Being agile means adopting a mindset of “fail fast, learn fast.

#6 Measure outcomes of culture change for continuous improvement

It is often easy to sense the emerging change in culture, but it is hard to measure. It’s more effective to measure the outcomes impacted by the culture rather than finding ways to measure the culture itself. Anticipate that culture change will affect most areas of your operations:

  • Product innovation
  • Employee engagement & empowerment
  • Customer satisfaction
  • Business outcomes
  • Leadership excellence

Before launching any digital transformation, the bank should establish what outcomes it would like to see. Traditional ways for measuring the outcomes via employee surveys and self-reports have significant shortcomings because they are static, unreliable, and only provide a snapshot of the evolving culture.
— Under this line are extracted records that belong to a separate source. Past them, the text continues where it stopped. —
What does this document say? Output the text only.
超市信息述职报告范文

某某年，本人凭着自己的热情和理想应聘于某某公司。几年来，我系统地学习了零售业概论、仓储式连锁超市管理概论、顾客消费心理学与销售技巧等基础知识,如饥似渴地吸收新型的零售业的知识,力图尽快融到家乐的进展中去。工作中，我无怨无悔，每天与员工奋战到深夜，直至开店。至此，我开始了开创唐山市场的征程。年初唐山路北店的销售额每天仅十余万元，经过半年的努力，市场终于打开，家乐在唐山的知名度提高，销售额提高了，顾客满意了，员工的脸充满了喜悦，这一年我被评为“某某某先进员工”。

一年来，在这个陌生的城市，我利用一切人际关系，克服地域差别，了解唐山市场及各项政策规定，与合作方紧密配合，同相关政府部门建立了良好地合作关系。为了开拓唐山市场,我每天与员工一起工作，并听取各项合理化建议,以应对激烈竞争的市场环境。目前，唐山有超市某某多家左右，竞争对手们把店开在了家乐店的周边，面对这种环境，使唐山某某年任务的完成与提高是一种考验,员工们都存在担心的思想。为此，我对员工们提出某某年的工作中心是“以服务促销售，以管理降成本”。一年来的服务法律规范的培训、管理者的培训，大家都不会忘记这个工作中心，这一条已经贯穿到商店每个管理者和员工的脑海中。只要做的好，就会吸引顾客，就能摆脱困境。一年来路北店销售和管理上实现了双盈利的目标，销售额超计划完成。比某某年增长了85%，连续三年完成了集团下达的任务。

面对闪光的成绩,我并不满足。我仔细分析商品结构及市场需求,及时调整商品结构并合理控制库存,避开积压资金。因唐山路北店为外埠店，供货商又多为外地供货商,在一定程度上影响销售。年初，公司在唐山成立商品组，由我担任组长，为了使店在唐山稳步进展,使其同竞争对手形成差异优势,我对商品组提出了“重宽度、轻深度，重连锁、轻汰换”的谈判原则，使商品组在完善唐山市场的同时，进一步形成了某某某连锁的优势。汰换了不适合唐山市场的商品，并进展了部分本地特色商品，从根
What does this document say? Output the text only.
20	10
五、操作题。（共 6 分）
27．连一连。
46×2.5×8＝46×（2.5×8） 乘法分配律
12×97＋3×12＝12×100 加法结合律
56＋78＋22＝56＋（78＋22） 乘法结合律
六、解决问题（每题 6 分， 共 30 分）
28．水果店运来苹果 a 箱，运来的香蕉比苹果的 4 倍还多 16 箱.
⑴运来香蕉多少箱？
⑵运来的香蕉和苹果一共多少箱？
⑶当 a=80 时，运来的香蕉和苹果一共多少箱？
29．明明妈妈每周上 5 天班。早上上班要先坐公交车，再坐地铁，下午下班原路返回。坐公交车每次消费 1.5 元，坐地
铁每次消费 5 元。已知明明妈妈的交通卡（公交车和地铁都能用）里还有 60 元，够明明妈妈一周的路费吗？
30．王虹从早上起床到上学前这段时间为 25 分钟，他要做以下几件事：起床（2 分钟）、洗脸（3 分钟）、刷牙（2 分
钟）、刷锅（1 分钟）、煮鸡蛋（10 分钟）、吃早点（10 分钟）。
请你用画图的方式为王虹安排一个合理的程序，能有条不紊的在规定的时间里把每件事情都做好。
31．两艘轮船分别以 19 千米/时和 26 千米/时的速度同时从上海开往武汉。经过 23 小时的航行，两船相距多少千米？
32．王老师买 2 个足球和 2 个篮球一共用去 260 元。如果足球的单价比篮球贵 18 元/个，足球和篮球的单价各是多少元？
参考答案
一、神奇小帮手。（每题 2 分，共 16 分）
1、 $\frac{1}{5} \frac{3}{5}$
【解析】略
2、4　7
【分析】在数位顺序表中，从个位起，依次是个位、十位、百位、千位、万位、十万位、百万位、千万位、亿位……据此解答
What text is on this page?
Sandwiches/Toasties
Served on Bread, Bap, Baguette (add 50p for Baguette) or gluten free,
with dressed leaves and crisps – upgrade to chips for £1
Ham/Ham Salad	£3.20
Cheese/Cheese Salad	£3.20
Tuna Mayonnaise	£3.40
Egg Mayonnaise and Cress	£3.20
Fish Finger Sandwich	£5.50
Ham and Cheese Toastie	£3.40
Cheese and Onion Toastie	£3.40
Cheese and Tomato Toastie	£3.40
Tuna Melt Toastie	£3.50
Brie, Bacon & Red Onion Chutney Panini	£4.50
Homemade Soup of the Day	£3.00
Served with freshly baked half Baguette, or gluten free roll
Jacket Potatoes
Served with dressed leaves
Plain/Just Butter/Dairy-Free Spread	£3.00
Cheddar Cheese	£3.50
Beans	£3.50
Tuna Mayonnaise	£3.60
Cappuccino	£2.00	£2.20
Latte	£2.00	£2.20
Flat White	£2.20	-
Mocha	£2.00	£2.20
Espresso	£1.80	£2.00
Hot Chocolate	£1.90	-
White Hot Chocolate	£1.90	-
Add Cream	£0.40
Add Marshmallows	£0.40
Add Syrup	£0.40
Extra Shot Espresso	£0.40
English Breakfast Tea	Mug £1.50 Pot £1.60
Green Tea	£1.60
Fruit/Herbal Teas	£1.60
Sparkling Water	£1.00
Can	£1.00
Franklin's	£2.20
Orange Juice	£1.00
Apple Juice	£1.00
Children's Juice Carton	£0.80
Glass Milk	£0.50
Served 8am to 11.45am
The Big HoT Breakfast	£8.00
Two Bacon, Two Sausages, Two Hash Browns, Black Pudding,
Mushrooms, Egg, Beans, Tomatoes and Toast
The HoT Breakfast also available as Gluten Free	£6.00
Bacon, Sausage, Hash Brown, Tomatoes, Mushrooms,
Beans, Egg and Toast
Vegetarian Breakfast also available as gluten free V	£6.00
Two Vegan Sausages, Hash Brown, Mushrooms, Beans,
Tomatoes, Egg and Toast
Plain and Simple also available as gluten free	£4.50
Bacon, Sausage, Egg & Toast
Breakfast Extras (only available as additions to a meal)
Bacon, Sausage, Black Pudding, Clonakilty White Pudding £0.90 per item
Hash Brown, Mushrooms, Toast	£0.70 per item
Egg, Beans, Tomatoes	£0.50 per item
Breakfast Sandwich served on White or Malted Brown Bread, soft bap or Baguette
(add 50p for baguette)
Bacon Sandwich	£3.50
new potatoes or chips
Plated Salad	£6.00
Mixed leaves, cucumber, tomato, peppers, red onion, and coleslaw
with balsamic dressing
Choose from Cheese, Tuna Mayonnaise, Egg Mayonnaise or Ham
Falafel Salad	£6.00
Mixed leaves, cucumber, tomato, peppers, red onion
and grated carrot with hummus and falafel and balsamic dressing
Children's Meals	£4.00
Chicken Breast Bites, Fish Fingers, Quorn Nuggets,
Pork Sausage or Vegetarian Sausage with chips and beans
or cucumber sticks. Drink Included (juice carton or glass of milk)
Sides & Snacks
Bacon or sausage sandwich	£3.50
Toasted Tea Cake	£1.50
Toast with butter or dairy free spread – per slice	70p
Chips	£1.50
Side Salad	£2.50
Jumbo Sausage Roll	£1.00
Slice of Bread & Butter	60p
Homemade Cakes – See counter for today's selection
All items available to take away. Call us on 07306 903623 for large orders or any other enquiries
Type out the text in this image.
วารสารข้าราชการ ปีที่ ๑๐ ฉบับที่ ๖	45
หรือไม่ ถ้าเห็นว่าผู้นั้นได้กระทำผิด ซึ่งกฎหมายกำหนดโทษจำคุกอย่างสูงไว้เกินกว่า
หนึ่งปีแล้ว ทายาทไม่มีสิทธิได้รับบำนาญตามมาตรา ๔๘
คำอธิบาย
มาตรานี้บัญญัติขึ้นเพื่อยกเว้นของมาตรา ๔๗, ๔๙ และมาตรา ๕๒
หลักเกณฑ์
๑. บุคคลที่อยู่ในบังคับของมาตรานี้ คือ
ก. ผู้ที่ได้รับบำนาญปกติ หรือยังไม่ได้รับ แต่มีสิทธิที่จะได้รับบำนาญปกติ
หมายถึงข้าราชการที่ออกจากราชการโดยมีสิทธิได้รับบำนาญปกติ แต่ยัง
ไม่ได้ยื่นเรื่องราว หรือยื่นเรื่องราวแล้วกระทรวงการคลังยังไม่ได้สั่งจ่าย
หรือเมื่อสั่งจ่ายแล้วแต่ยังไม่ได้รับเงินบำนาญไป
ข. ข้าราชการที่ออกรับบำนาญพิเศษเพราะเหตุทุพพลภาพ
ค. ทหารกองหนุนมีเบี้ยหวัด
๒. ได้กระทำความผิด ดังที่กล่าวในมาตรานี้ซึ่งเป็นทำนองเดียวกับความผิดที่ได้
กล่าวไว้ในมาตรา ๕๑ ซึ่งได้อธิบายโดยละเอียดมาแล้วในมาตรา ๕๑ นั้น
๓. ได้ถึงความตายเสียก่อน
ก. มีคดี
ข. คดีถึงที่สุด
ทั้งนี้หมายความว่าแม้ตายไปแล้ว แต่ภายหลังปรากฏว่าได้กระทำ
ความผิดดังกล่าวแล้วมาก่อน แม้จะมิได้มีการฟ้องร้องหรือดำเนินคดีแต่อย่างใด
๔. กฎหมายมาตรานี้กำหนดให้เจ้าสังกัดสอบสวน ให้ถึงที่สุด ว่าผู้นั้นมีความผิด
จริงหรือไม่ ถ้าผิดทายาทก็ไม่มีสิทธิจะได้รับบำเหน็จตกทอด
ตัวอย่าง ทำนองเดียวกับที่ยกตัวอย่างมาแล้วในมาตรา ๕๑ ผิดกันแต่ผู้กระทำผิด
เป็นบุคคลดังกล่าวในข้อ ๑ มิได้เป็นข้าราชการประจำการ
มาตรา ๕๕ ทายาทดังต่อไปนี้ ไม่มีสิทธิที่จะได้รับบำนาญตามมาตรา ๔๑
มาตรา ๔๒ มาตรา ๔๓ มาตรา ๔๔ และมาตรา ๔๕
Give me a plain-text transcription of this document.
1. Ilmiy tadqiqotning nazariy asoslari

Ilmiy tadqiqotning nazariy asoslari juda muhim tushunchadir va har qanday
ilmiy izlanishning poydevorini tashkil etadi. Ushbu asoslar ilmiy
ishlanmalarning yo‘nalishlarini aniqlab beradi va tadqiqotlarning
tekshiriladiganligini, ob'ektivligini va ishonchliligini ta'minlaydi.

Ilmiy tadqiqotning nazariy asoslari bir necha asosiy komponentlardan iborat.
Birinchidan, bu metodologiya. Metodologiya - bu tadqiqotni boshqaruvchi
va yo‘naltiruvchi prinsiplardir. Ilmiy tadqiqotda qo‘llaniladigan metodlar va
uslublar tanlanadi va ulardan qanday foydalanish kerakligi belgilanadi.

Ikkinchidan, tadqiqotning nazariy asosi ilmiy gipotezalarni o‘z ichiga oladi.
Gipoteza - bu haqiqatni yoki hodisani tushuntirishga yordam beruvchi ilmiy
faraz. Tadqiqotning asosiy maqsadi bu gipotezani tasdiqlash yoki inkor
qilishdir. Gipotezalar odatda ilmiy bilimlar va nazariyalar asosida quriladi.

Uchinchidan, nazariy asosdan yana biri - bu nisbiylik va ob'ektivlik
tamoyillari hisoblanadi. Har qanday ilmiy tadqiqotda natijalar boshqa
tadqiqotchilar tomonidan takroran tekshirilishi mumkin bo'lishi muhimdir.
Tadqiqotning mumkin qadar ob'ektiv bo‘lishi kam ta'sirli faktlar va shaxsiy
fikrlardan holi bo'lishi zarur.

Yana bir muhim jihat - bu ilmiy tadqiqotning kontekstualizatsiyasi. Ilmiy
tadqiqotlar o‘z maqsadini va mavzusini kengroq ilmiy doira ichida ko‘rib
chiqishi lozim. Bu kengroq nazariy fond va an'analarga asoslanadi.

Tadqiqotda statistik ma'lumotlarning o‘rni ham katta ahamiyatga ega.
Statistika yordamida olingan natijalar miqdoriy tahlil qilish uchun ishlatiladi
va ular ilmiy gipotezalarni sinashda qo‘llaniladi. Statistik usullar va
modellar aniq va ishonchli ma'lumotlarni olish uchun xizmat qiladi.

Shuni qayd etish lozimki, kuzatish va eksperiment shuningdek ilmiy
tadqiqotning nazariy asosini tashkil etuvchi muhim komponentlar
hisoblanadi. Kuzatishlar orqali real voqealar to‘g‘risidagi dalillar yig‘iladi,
With modern measurement methods such as streaming analytics from workplace tools and artificial intelligence, decisions can have instant insight into behavioral changes that have been brought about by culture, then iterate, pivot, and evolve.

  • Identify the areas of internal measurement early in the transformation
  • Choose measurement tools that give you insights into changing employee behavior and remain open to new approaches
  • Consider newer employee experience platforms that deliver personalized “nudges” to both encourage culture adoption and establish measurement collection with employees
  • Correlate employee insights with business outcomes, use OKRs or KPIs to supplement metrics, then communicate progress at a regular cadence across multiple channels to employees

How to Measure Culture

#7 Train your workforce to be digital-first and customer-centric

Digital-first employees in your workforce embrace modern technology and understand how to use digital tools to be more productive; they understand and leverage technology in ways that serve customer needs. By retraining your employees to be digital-first, the results of your bank’s transformation will be permanent. The modern tools employees learn to use will be combined with new working methods, resulting in velocity improvements and increasing customer-centricity. Emboldened with a new sense of customer empathy, retrained digital-first employees will be the backbone of your transformed bank.

  1. Create a culture of learning
  2. Remove the barriers for adoption
  3. Craft micro-learning programs
  4. Communicate early and regularly
  5. Gradually roll out new technology
  6. Achieve productivity via digital enablement

How to Foster Digital Fluency

Each repetition of the process is a success indicator for the bank


Launching a Digital Transformation is hard, but organizations can make lasting change with a complete understanding of how culture supports business objectives. You will not only modernize your bank, but you can also set the stage for innovation. This is a multi-pronged approach combining technology, methodology, and human enablers. By treating culture as a product, retail banks can build human-centered design and Agile methods into their processes, improving both the customer experience and the employee experience. As the organization becomes accustomed to widely sharing insights and measuring outcomes, digital natives will shepherd your organization forward.